Na perspectiva de uma teologia que arrisca debruçar-se sobre as migalhas de fatos do cotidiano e descobrir nelas “alimento” para sobreviver ou para rebelar-se ante preconceitos estabelecidos, a banalidade do mal não pode se tornar natureza. A atitude de Lázaro, que parece passiva, é a de quem sobrevive apesar do mal, como parece ser o caso de grande parte da população brasileira submetida a cada dia a um sistema que reifica os mecanismos de exploração, que só enriquecem os ricos, como no caso da parábola de Jesus.
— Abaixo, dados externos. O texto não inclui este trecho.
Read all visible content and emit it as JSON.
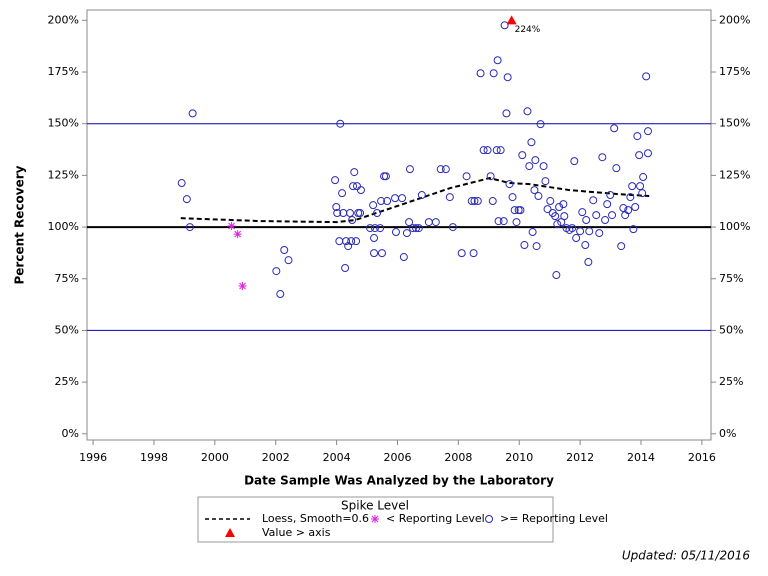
{
  "chart_data": {
    "type": "scatter",
    "x_label": "Date Sample Was Analyzed by the Laboratory",
    "y_label": "Percent Recovery",
    "legend_title": "Spike Level",
    "footnote": "Updated: 05/11/2016",
    "xlim": [
      1995.8,
      2016.3
    ],
    "xticks": [
      1996,
      1998,
      2000,
      2002,
      2004,
      2006,
      2008,
      2010,
      2012,
      2014,
      2016
    ],
    "ylim": [
      -3,
      205
    ],
    "yticks": [
      {
        "value": 0,
        "label": "0%"
      },
      {
        "value": 25,
        "label": "25%"
      },
      {
        "value": 50,
        "label": "50%"
      },
      {
        "value": 75,
        "label": "75%"
      },
      {
        "value": 100,
        "label": "100%"
      },
      {
        "value": 125,
        "label": "125%"
      },
      {
        "value": 150,
        "label": "150%"
      },
      {
        "value": 175,
        "label": "175%"
      },
      {
        "value": 200,
        "label": "200%"
      }
    ],
    "reference_lines": [
      {
        "value": 50,
        "color": "#0000b0"
      },
      {
        "value": 100,
        "color": "#000000"
      },
      {
        "value": 150,
        "color": "#0000b0"
      }
    ],
    "series": [
      {
        "name": "Loess, Smooth=0.6",
        "style": "dashed",
        "color": "#000000",
        "x": [
          1998.88,
          2001.5,
          2003.99,
          2004.61,
          2006.08,
          2007.72,
          2009.03,
          2009.68,
          2010.33,
          2011.64,
          2013.28,
          2014.27
        ],
        "values": [
          104.3,
          102.9,
          102.4,
          103.4,
          110.6,
          118.8,
          123.7,
          121.3,
          120.8,
          117.9,
          115.9,
          115
        ]
      },
      {
        "name": "< Reporting Level",
        "marker": "asterisk",
        "color": "#e020e0",
        "x": [
          2000.55,
          2000.75,
          2000.91
        ],
        "values": [
          100.5,
          96.6,
          71.5
        ]
      },
      {
        "name": ">= Reporting Level",
        "marker": "circle",
        "color": "#2a2ab8",
        "x": [
          1998.91,
          1999.08,
          1999.18,
          1999.27,
          2002.02,
          2002.15,
          2002.28,
          2002.42,
          2003.95,
          2003.99,
          2004.02,
          2004.09,
          2004.12,
          2004.18,
          2004.22,
          2004.28,
          2004.31,
          2004.38,
          2004.44,
          2004.48,
          2004.51,
          2004.54,
          2004.58,
          2004.64,
          2004.67,
          2004.71,
          2004.77,
          2004.8,
          2005.1,
          2005.2,
          2005.23,
          2005.23,
          2005.26,
          2005.33,
          2005.43,
          2005.46,
          2005.49,
          2005.56,
          2005.62,
          2005.66,
          2005.92,
          2005.95,
          2006.15,
          2006.21,
          2006.31,
          2006.38,
          2006.41,
          2006.51,
          2006.61,
          2006.7,
          2006.8,
          2007.03,
          2007.26,
          2007.42,
          2007.59,
          2007.72,
          2007.82,
          2008.11,
          2008.27,
          2008.44,
          2008.53,
          2008.64,
          2008.5,
          2008.73,
          2008.83,
          2008.96,
          2009.06,
          2009.13,
          2009.16,
          2009.26,
          2009.29,
          2009.32,
          2009.39,
          2009.49,
          2009.52,
          2009.58,
          2009.62,
          2009.68,
          2009.78,
          2009.85,
          2009.91,
          2009.98,
          2010.04,
          2010.1,
          2010.17,
          2010.27,
          2010.33,
          2010.4,
          2010.44,
          2010.5,
          2010.53,
          2010.57,
          2010.63,
          2010.7,
          2010.8,
          2010.86,
          2010.93,
          2011.02,
          2011.1,
          2011.18,
          2011.22,
          2011.25,
          2011.31,
          2011.38,
          2011.45,
          2011.48,
          2011.55,
          2011.65,
          2011.74,
          2011.81,
          2011.87,
          2012,
          2012.07,
          2012.17,
          2012.2,
          2012.27,
          2012.3,
          2012.43,
          2012.53,
          2012.63,
          2012.73,
          2012.82,
          2012.89,
          2012.99,
          2013.05,
          2013.12,
          2013.19,
          2013.35,
          2013.42,
          2013.48,
          2013.58,
          2013.65,
          2013.71,
          2013.75,
          2013.81,
          2013.88,
          2013.94,
          2013.97,
          2014.04,
          2014.07,
          2014.17,
          2014.23,
          2014.23
        ],
        "values": [
          121.3,
          113.5,
          100,
          155,
          78.7,
          67.6,
          88.9,
          84,
          122.7,
          109.7,
          106.8,
          93.2,
          150,
          116.4,
          106.8,
          80.2,
          93.2,
          90.8,
          106.8,
          93.2,
          103.4,
          119.8,
          126.6,
          93.2,
          119.8,
          106.8,
          106.8,
          117.9,
          99.5,
          110.6,
          94.7,
          87.4,
          99.5,
          106.8,
          99.5,
          112.6,
          87.4,
          124.6,
          124.6,
          112.6,
          114,
          97.6,
          114,
          85.5,
          97.1,
          102.4,
          128,
          99.5,
          99.5,
          99.5,
          115.5,
          102.4,
          102.4,
          128,
          128,
          114.5,
          100,
          87.4,
          124.6,
          112.6,
          112.6,
          112.6,
          87.4,
          174.4,
          137.2,
          137.2,
          124.6,
          112.6,
          174.4,
          137.2,
          180.7,
          102.9,
          137.2,
          102.9,
          197.6,
          155,
          172.5,
          120.8,
          114.5,
          108.2,
          102.4,
          108.2,
          108.2,
          134.8,
          91.3,
          156,
          129.5,
          141,
          97.6,
          117.9,
          132.4,
          90.8,
          115,
          149.8,
          129.5,
          122.2,
          108.7,
          112.6,
          106.8,
          105.3,
          76.8,
          101.4,
          109.7,
          102.4,
          111.1,
          105.3,
          99.5,
          98.6,
          99.5,
          131.9,
          94.7,
          98,
          107.2,
          91.3,
          103.4,
          83.1,
          98,
          113,
          105.8,
          97.1,
          133.8,
          103.4,
          111.1,
          115.5,
          105.8,
          147.8,
          128.5,
          90.8,
          109.2,
          105.8,
          108.2,
          114.5,
          119.8,
          99,
          109.7,
          144,
          134.8,
          119.8,
          116.4,
          124.2,
          172.9,
          146.4,
          135.7
        ]
      },
      {
        "name": "Value > axis",
        "marker": "triangle",
        "color": "#ff0000",
        "x": [
          2009.75
        ],
        "values": [
          224
        ],
        "value_labels": [
          "224%"
        ]
      }
    ]
  }
}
Essa aparente passividade parece se contentar com as sobras, as migalhas que caem das mesas dos ricos do sistema, mas nela se encontra também uma sabedoria, que é feita de resiliência, e que é responsável pela sobrevivência dos pobres.

Mas não é só através da resiliência e da passividade que se deve enfrentar a banalidade do mal. No caso da cananeia, ela encontra a palavra que revela o preconceito, ou seja, ela desmascara os mecanismos que travestem palavras e atitudes, que fazem com que o mal pareça natureza. E Jesus reconhece em sua palavra a força de uma revelação, pois cura sua filha, mostrando que, para além da resignação, existe uma força fundamental, que é a da fé na vida, ou na luta pela existência livre daquilo que a diminui.
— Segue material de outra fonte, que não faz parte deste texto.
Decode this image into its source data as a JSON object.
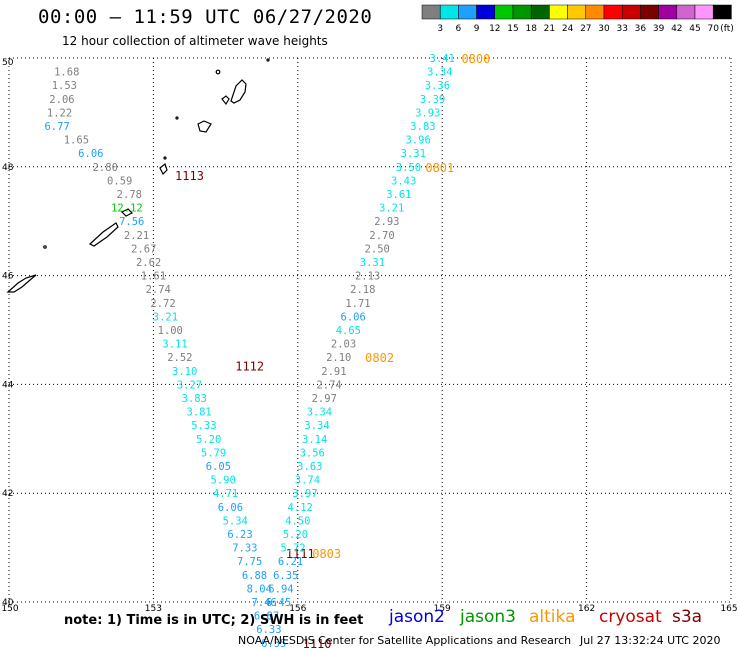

Como as migalhas, que alimentavam Lázaro, segundo a parábola contada por Jesus, e os “cachorrinhos”, segundo a resposta da cananeia a Jesus, podem despertar não só resiliência frente à naturalização do mal, mas também o poder de revelar, não só preconceitos de um sistema que mata, mas também caminhos de resistência e de construção do novo? Até que ponto o que é o mais elementar, ser alimentado, nem que seja por migalhas, pode despertar palavras como as da cananeia em um contexto que parece ter se habituado ao mal? E o mal não é somente “tirar vantagem” sobre o outro, mas introduzir nas pequenas atitudes do dia a dia estratégias que escondem e mascaram o mal ou o tornam o “pão nosso de cada dia” do cidadão comum.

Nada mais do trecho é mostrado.